Now that cannabis is legal in Nevada and the laws on possession have changed significantly as of the beginning of this year, it only makes sense that those who were convicted under previous law should be able to have their records cleared. Assemblyman William McCurdy has introduced a bill that aims to do that – at least to an extent. Although some support it, others claim it is unnecessary and some say the bill doesn’t quite go far enough.
“This is to help low-level drug offenders have this removed or vacated,” said freshman Assemblyman William McCurdy, D-Las Vegas, to the Assembly Committee on Corrections, Parole and Probation on Tuesday morning.
Assembly Bill 259 would make anyone convicted of marijuana possession that is no longer considered a crime (current laws make possession of an ounce or less of flower and an eighth or less of concentrates perfectly lawful) eligible to have their records “vacated” – which means the offense would no longer show as a conviction on their criminal record. However, court proceedings, arrests and other information pertaining to the case that is currently public record would remain public unless the individual went on to have their record sealed.

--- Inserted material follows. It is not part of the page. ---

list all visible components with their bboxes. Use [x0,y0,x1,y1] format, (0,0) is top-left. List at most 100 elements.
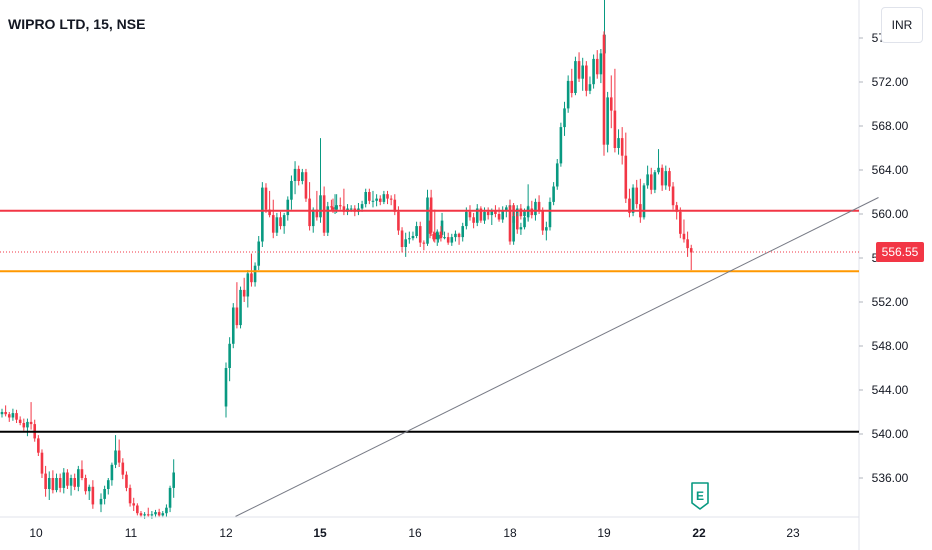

This last part is where some people are saying it doesn’t go far enough – they would rather see the bill rewritten so that it makes them eligible to have their record sealed, rather than simply vacated, this way there is nothing more to do beyond that. If a record is only vacated, some may not realize that they have to file to have it sealed separately and could still end up running into issues down the road. For now, the bill’s wording remains the same, although it does have potential to change before being voted on.
“We had some of the strictest marijuana laws until these last five years,” Adler said. “And it was up to discretion, if you got busted somewhere like Elko, they’d throw you out with the full penalty of the law.”
Those who are in opposition to the bill are saying that it is unnecessary because anyone arrested in recent years was likely given a citation, rather than arrest, a court appearance and/or jail. But this law is to help all residents of Nevada who have possession related convictions, as Assemblyman Will Adler pointed out when reminding people that up until 2009 marijuana possession of any amount was a felony offense and prior to 1997 it had a minimum mandatory sentence of up to 15 years in jail.
Not only will this bill help hundreds (if not thousands) of people who have been arrested for possession over the many decades of prohibition, but it would also help those who were unlucky enough to get caught recently in a place where officers rarely used the discretion to ticket a possession offense in place of arrest. It does not, however, offer any promise to those who were convicted of possessing more than the current legal amounts, or those who were arrested for selling cannabis – but the majority of people hurt by prohibition could absolutely benefit from this bill passing.